Engasgado pelo infortúnio da indiferença que sempre preservou
Sente-se obrigado a parar e responder
Claro que não tem uma resposta clara e confiável para tal questão
Afinal, considerava uma conjectura redundante
Sem nenhum aspecto primoroso
“Vim do futuro e não existo, sou eu mesmo”
“Muito bem, eu venho do passado carregado de sacolas. Vi seu tapete quando fui até sua casa oferecer uma rifa”
“Ah!…Não comprei?”
“E o que importa? Quem ganhou foi o dono do mercado”
“Ofereceu antes para ele ou para mim?”
O homem deu de ombros e seguiu em frente
Ao entrar no estabelecimento, vai até o final do único corredor
Encontra os refrigerados, com seus preços úmidos e de difíceis distinções
Agarra um pequeno pote amarelo e um pacotinho embalado a vácuo
Segue até o caixa, onde é recebido por certo sorriso cativante
Inclui algumas balas e chocolates na compra
Enquanto ouve sonoridades musicais baixas que surgem por detrás do balcão
Percebe que está pisando em um relevo macio
Um tapete, talvez, mas como por inaptidão
Recusa-se olhar para baixo
E retorna pra casa
Supondo estar com uma cara sonolenta
A mesma adquirida e estabelecida durante anos
Mas de tal forma fora amadurecendo
Que em certos momentos sente-a cravada em todos os ossos faciais
O lagarto não está mais ali para encará-lo ameaçadoramente
Sobe as escadas como se estivesse pisando em pedras molhadas de uma correnteza
Seu tapete tem uma dobra, a folha cinza cheia de buracos se foi
Lê: “Vim do futuro e nã”
Com um leve toque, deixa o tapete corretamente posicionado
Coloca as compras sobre a mesa da cozinha
Intrepidamente e com os nervos fervorosos
Retira o pedaço de papel do seu bolso com muito cuidado
Até porque, está com ele há no mínimo cinco anos:
Para J.B
Começo, verdadeiramente
A cravar a existência de um Criador
Através das mais simplórias constatações
Acredito quase 100%
Numa totalidade transparente e segura
Que de outra forma
Não haveria possibilidade de termos
Um inferno assim,
Tão perfeito
Com uma ressalva indispensável
Para tal afirmação:
Criou de luvas
Marchando sobre ferraduras
Ou apenas alegando insanidade poética
O crime demorou sete anos para ser finalizado
Notícia um tanto confusa
Que chegou de helicóptero
E pousou no cemitério dos campos vastos
Onde adultos brincavam de acordar fetos feitos de açúcar
Pneu estourado pelo tiro da espingarda de plástico
Metros abaixo de onde o fusca vermelho fora abandonado
Um senhor grisalho e de terno mostrou seu crachá, que dizia:
“Vim do futuro e não existo”
Jonas Bello guarda o papel com a precisão do universo
Esquece dos refrigerados sobre a mesa, e suavemente
Com um leve sorriso desbotado
Volta ao seu lugar preferido
E desaparece
Mais breve que o céu
O grande homem atropelado está sentado no meio-fio
Encontrando qual a ferida mais quente e intocável
Todos aplaudem sem as mãos
Assovios silenciosamente ensurdecedores
Por que seria ele o protagonista do mundo?
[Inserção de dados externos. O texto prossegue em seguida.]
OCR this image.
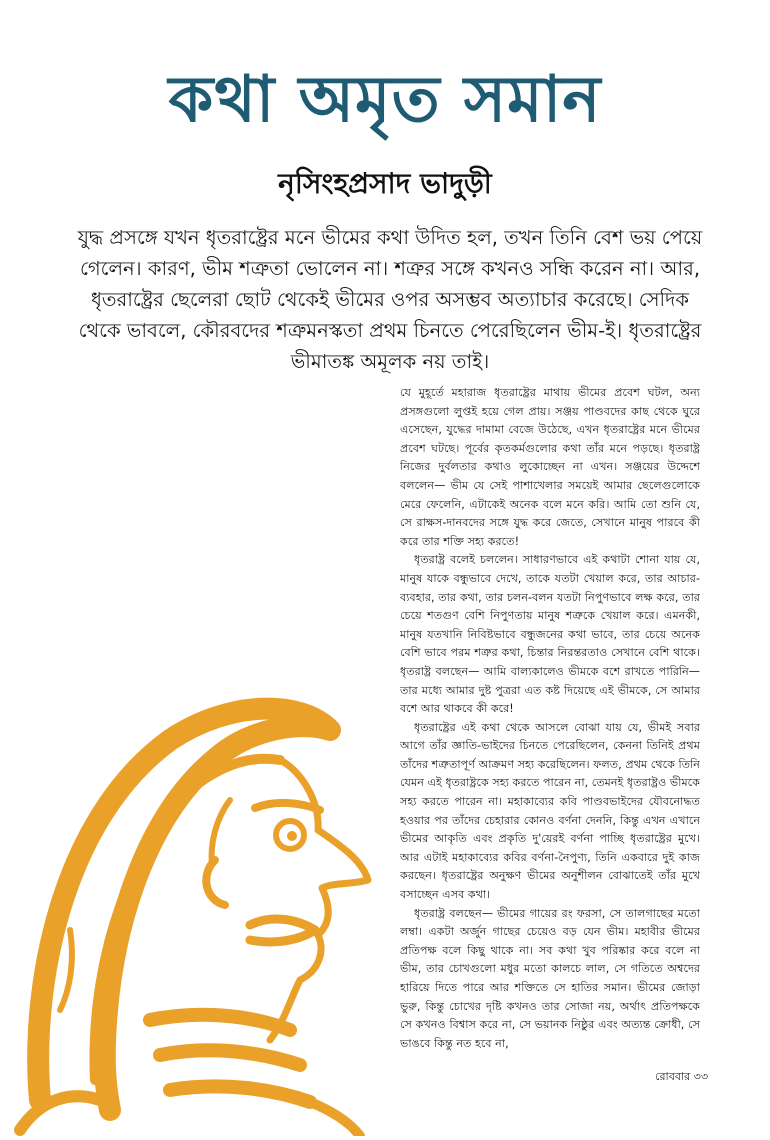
কথা অমৃত সমান
নৃসিংহপ্রসাদ ভাদুড়ী

যুদ্ধ প্রসঙ্গে যখন ধৃতরাষ্ট্রের মনে ভীমের কথা উদিত হল, তখন তিনি বেশ ভয় পেয়ে গেলেন। কারণ, ভীম শত্রুতা ভোলেন না। শত্রুর সঙ্গে কখনও সন্ধি করেন না। আর, ধৃতরাষ্ট্রের ছেলেরা ছোট থেকেই ভীমের ওপর অসম্ভব অত্যাচার করেছে। সেদিক থেকে ভাবলে, কৌরবদের শত্রুমনস্কতা প্রথম চিনতে পেরেছিলেন ভীম-ই। ধৃতরাষ্ট্রের ভীমাতঙ্ক অমূলক নয় তাই।

যে মুহূর্তে মহারাজ ধৃতরাষ্ট্রের মাথায় ভীমের প্রবেশ ঘটল, অন্য প্রসঙ্গগুলো লুপ্তই হয়ে গেল প্রায়। সঞ্জয় পাণ্ডবদের কাছ থেকে ঘুরে এসেছেন, যুদ্ধের দামামা বেজে উঠেছে, এখন ধৃতরাষ্ট্রের মনে ভীমের প্রবেশ ঘটছে। পূর্বের কৃতকর্মগুলোর কথা তাঁর মনে পড়ছে। ধৃতরাষ্ট্র নিজের দুর্বলতার কথাও লুকোচ্ছেন না এখন। সঞ্জয়ের উদ্দেশে বললেন— ভীম যে সেই পাশাখেলার সময়েই আমার ছেলেগুলোকে মেরে ফেলেনি, এটাকেই অনেক বলে মনে করি। আমি তো শুনি যে, সে রাক্ষস-দানবদের সঙ্গে যুদ্ধ করে জেতে, সেখানে মানুষ পারবে কী করে তার শক্তি সহ্য করতে!

ধৃতরাষ্ট্র বলেই চললেন। সাধারণভাবে এই কথাটা শোনা যায় যে, মানুষ যাকে বন্ধুভাবে দেখে, তাকে যতটা খেয়াল করে, তার আচার-ব্যবহার, তার কথা, তার চলন-বলন যতটা নিপুণভাবে লক্ষ করে, তার চেয়ে শতগুণ বেশি নিপুণতায় মানুষ শত্রুকে খেয়াল করে। এমনকী, মানুষ যতখানি নিবিষ্টভাবে বন্ধুজনের কথা ভাবে, তার চেয়ে অনেক বেশি ভাবে পরম শত্রুর কথা, চিন্তার নিরন্তরতাও সেখানে বেশি থাকে। ধৃতরাষ্ট্র বলছেন— আমি বাল্যকালেও ভীমকে বশে রাখতে পারিনি— তার মধ্যে আমার দুষ্ট পুত্ররা এত কষ্ট দিয়েছে এই ভীমকে, সে আমার বশে আর থাকবে কী করে!

ধৃতরাষ্ট্রের এই কথা থেকে আসলে বোঝা যায় যে, ভীমই সবার আগে তাঁর জ্ঞাতি-ভাইদের চিনতে পেরেছিলেন, কেননা তিনিই প্রথম তাঁদের শত্রুতাপূর্ণ আক্রমণ সহ্য করেছিলেন। ফলত, প্রথম থেকে তিনি যেমন এই ধৃতরাষ্ট্রকে সহ্য করতে পারেন না, তেমনই ধৃতরাষ্ট্রও ভীমকে সহ্য করতে পারেন না। মহাকাব্যের কবি পাণ্ডবভাইদের যৌবনোদ্ধত হওয়ার পর তাঁদের চেহারার কোনও বর্ণনা দেননি, কিন্তু এখন এখানে ভীমের আকৃতি এবং প্রকৃতি দু'য়েরই বর্ণনা পাচ্ছি ধৃতরাষ্ট্রের মুখে। আর এটাই মহাকাব্যের কবির বর্ণনা-নৈপুণ্য, তিনি একবারে দুই কাজ করছেন। ধৃতরাষ্ট্রের অনুক্ষণ ভীমের অনুশীলন বোঝাতেই তাঁর মুখে বসাচ্ছেন এসব কথা।

ধৃতরাষ্ট্র বলছেন— ভীমের গায়ের রং ফরসা, সে তালগাছের মতো লম্বা। একটা অর্জুন গাছের চেয়েও বড় যেন ভীম। মহাবীর ভীমের প্রতিপক্ষ বলে কিছু থাকে না। সব কথা খুব পরিষ্কার করে বলে না ভীম, তার চোখগুলো মধুর মতো কালচে লাল, সে গতিতে অশ্বদের হারিয়ে দিতে পারে আর শক্তিতে সে হাতির সমান। ভীমের জোড়া ভুরু, কিন্তু চোখের দৃষ্টি কখনও তার সোজা নয়, অর্থাৎ প্রতিপক্ষকে সে কখনও বিশ্বাস করে না, সে ভয়ানক নিষ্ঠুর এবং অত্যন্ত ক্রোধী, সে ভাঙবে কিন্তু নত হবে না,

রোববার ৩৩
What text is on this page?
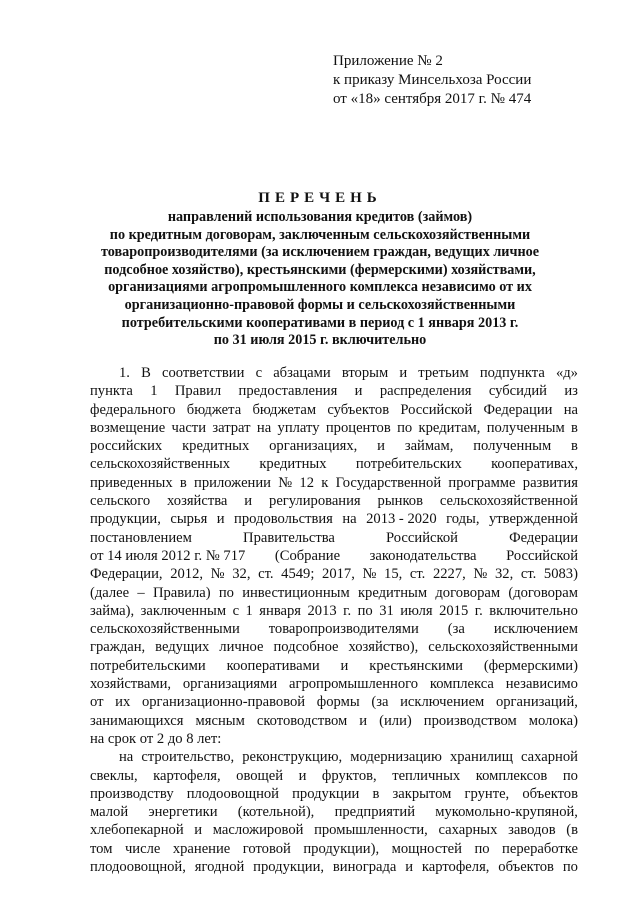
Приложение № 2
к приказу Минсельхоза России
от «18» сентября 2017 г. № 474
ПЕРЕЧЕНЬ
направлений использования кредитов (займов)
по кредитным договорам, заключенным сельскохозяйственными
товаропроизводителями (за исключением граждан, ведущих личное
подсобное хозяйство), крестьянскими (фермерскими) хозяйствами,
организациями агропромышленного комплекса независимо от их
организационно-правовой формы и сельскохозяйственными
потребительскими кооперативами в период с 1 января 2013 г.
по 31 июля 2015 г. включительно
1. В соответствии с абзацами вторым и третьим подпункта «д»
пункта 1 Правил предоставления и распределения субсидий из
федерального бюджета бюджетам субъектов Российской Федерации на
возмещение части затрат на уплату процентов по кредитам, полученным в
российских кредитных организациях, и займам, полученным в
сельскохозяйственных кредитных потребительских кооперативах,
приведенных в приложении № 12 к Государственной программе развития
сельского хозяйства и регулирования рынков сельскохозяйственной
продукции, сырья и продовольствия на 2013 - 2020 годы, утвержденной
постановлением	Правительства	Российской	Федерации
от 14 июля 2012 г. № 717 (Собрание законодательства Российской
Федерации, 2012, № 32, ст. 4549; 2017, № 15, ст. 2227, № 32, ст. 5083)
(далее – Правила) по инвестиционным кредитным договорам (договорам
займа), заключенным с 1 января 2013 г. по 31 июля 2015 г. включительно
сельскохозяйственными товаропроизводителями (за исключением
граждан, ведущих личное подсобное хозяйство), сельскохозяйственными
потребительскими кооперативами и крестьянскими (фермерскими)
хозяйствами, организациями агропромышленного комплекса независимо
от их организационно-правовой формы (за исключением организаций,
занимающихся мясным скотоводством и (или) производством молока)
на срок от 2 до 8 лет:
на строительство, реконструкцию, модернизацию хранилищ сахарной
свеклы, картофеля, овощей и фруктов, тепличных комплексов по
производству плодоовощной продукции в закрытом грунте, объектов
малой энергетики (котельной), предприятий мукомольно-крупяной,
хлебопекарной и масложировой промышленности, сахарных заводов (в
том числе хранение готовой продукции), мощностей по переработке
плодоовощной, ягодной продукции, винограда и картофеля, объектов по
O grande homem atropelado é relaxado
Cospe liberdade nas algemas dos presos, sem as mãos
Ajudem o grande homem a morrer de ternura
É a lacuna dos privilegiados de santidade
O grande homem atropelado quer andar na velocidade errada
E salvar seus castigos para devorar em casa
Com mel e fel
O grande homem atropelado foi transformado em migalhas pra porcos
Grotesco, mais que enfiar o dedo em cu de galinha
Mas o grande homem guarda a luz, sem as mãos
Que é toda colorida para daltônicos
O grande homem atropelado não expõe suas fraturas pra cegos
E ele caminha para o norte do sul
Sabotando a bússola dos sábios, sem as mãos
E por mais atropelamentos propositais
O grande homem atropelado permanecerá no meio-fio
Às vezes
Só pra ver o infinito passar
Um pouco distante do chão
Ramon Carlos é coautor do livro estrAbismo (Editora Viseu, 2018). Escreve no site: www.estrAbismo.net. Tem materiais diversos espalhados em revistas como: Mallarmargens, LiteraturaBr, Amaité Poesias & Cia, InComunidade, LiteraLivre, Subversa, Philos, Escambau, Bacanal, Ruído Manifesto, Literatura & Fechadura, Jornal Plástico Bolha, A Bacana, Cidadão Cultura e Olho Vivo.
[…] Ramon Carlos mais breve que o céu & Eduard Traste de um inferno ao outro […]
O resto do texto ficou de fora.